Rumours about Sony and Microsoft to kill used games receives mixed reaction
If rumours are to be believed, both Sony and Microsoft will be taking steps to secure the market of single-player games by controlling and eventually curbing the resale of games.
By blocking used games, the companies will be encouraging people to go and buy the titles on full price instead of acquiring them at cheaper rates through other channels, ones that do not deliver the profits that the company desired.
The former THQ president of core games Richard Browne expressed his support of such measures as mentioned in an editorial published on GamesIndustry International. Contending that the resale of games had a negative impact on the gaming industry as a whole,
he was totally in favour of blocking the owners from played used titles.

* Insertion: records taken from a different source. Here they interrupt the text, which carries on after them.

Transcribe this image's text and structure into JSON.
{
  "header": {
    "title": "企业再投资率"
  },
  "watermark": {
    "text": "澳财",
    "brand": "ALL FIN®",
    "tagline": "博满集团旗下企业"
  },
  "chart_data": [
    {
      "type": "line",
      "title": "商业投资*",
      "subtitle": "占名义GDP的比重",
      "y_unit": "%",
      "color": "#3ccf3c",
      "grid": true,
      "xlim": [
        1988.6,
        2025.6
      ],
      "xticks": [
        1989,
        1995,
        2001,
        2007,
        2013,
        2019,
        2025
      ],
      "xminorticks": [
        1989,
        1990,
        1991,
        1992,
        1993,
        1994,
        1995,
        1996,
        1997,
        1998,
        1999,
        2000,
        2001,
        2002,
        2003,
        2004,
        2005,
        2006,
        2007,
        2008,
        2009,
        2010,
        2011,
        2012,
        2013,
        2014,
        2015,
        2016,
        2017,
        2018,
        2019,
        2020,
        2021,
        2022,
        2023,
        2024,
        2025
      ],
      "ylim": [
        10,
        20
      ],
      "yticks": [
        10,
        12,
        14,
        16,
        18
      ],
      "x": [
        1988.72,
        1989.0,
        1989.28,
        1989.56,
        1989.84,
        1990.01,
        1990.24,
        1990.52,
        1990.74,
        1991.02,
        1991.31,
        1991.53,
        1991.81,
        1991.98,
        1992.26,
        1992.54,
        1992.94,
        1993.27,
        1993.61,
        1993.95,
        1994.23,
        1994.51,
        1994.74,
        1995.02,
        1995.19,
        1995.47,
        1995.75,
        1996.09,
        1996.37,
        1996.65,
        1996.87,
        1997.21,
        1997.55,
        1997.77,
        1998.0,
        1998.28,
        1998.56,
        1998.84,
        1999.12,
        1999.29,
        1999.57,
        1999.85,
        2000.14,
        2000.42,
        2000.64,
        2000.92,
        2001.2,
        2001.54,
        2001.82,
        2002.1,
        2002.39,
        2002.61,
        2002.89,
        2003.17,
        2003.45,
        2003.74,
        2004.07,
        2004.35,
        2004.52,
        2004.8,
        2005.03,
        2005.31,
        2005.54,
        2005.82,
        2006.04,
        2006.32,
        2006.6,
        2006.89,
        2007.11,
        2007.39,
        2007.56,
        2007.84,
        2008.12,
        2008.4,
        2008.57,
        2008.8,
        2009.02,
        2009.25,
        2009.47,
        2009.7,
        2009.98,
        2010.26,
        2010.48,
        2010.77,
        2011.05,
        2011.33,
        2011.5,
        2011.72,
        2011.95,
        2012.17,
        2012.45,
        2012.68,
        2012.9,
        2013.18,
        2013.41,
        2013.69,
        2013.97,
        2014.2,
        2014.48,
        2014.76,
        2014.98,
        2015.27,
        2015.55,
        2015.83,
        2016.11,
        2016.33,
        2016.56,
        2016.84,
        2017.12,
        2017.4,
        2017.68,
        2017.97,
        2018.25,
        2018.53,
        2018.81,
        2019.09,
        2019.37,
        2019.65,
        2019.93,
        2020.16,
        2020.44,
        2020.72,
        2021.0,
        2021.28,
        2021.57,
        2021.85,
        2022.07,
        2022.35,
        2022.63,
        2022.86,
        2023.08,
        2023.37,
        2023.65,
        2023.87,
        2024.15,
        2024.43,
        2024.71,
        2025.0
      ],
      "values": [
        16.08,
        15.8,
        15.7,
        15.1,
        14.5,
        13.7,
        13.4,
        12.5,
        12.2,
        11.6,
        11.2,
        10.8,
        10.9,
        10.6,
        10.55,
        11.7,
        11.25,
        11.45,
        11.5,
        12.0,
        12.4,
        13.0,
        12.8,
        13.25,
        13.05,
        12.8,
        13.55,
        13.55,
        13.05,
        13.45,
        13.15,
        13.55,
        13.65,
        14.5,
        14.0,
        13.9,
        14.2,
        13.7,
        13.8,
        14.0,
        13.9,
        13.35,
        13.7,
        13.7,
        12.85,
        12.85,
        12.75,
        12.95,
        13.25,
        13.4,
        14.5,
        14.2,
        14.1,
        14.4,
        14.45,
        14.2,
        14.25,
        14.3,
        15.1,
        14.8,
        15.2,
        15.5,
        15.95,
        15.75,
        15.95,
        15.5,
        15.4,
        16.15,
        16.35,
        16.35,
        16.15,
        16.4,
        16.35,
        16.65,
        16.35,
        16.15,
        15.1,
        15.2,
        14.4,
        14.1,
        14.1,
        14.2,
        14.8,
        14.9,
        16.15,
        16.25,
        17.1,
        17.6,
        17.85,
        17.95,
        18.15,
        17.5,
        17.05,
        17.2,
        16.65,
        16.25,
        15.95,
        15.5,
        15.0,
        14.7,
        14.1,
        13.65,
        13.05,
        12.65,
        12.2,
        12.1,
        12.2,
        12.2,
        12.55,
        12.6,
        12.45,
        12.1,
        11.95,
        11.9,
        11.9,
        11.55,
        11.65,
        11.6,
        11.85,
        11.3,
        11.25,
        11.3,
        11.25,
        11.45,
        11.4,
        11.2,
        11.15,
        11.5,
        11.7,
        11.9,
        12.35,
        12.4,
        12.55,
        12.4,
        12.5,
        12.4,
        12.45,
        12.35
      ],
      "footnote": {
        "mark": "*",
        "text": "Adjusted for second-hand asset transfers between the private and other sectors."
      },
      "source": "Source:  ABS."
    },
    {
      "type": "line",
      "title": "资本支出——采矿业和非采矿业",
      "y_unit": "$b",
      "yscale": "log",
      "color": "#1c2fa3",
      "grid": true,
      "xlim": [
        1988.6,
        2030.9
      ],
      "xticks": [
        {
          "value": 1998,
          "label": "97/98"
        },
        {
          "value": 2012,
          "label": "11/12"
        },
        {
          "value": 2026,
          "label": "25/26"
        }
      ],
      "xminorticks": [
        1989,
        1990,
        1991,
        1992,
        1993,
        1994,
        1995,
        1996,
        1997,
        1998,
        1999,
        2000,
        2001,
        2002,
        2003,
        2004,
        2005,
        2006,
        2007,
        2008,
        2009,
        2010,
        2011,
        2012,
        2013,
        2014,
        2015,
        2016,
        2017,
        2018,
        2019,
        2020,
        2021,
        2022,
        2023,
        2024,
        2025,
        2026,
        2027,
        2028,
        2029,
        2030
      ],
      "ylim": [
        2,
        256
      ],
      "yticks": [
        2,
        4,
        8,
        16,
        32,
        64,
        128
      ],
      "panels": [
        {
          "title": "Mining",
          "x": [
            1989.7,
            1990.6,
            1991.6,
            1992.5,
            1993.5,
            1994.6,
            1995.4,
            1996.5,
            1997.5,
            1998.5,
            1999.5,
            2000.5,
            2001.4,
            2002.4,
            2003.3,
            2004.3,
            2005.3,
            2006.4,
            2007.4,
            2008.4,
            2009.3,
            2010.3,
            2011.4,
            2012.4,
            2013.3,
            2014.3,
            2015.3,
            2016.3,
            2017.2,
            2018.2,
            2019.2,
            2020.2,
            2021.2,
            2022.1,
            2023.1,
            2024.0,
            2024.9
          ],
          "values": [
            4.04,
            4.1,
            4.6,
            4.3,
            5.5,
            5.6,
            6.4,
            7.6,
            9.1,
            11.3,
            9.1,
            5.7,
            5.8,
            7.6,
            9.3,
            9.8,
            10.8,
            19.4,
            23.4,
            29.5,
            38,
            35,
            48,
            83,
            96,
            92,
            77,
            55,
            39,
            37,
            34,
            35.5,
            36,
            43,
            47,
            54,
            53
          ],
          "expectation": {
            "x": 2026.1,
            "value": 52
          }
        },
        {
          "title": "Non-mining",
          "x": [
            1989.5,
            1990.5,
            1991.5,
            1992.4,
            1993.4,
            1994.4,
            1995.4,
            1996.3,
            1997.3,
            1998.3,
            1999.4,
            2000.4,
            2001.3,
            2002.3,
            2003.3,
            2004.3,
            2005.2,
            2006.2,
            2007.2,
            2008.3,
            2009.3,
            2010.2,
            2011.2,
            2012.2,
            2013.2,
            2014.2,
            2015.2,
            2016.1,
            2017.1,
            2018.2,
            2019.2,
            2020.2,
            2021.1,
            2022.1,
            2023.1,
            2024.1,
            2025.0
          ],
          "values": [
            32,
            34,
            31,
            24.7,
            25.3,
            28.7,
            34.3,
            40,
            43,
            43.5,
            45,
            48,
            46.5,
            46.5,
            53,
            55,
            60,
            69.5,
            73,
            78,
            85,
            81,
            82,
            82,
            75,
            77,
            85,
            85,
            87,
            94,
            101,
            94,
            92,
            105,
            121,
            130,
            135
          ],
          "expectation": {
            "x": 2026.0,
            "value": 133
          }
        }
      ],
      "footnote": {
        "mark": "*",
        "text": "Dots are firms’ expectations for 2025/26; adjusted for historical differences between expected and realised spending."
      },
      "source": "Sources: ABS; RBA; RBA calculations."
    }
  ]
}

Browne went on to add that he would play an active role in encouraging Sony and Microsoft to take up what he referred to as the “Nuclear Option” for the sake of the industry’s future.
“Take a look at the most recent Ninja Gaiden game,” Browne said. “Why does that multiplayer mode exist? What effect did having to build it have on the single player experience? There is no reason for the multiplayer game to exist; it makes no sense in Ninja
Gaiden's universe. No doubt, the budget and resources for the team weren't massively extended when the request for multiplayer was added, so it absolutely must have materially impacted the people building the core game.”
Further elaborating on the detrimental effects of used game market, Browne pointed out that it discouraged the developers from releasing more titles and even compelling them to pull the plug on projects in some cases.
The gamer community has not received this rumour well and responded by pointing out that the used market has been there for over two decades. However, that had hardly affected the industry, which went to show that it was not actually the second-hand games
but something else that was causing problems for the industry.
Some gamers contended that the there were a number of titles in the shelves that hardly justified the price that a person had to pay for them. It was this factor that pushed gamers from purchasing new titles and instead turn towards the used game market.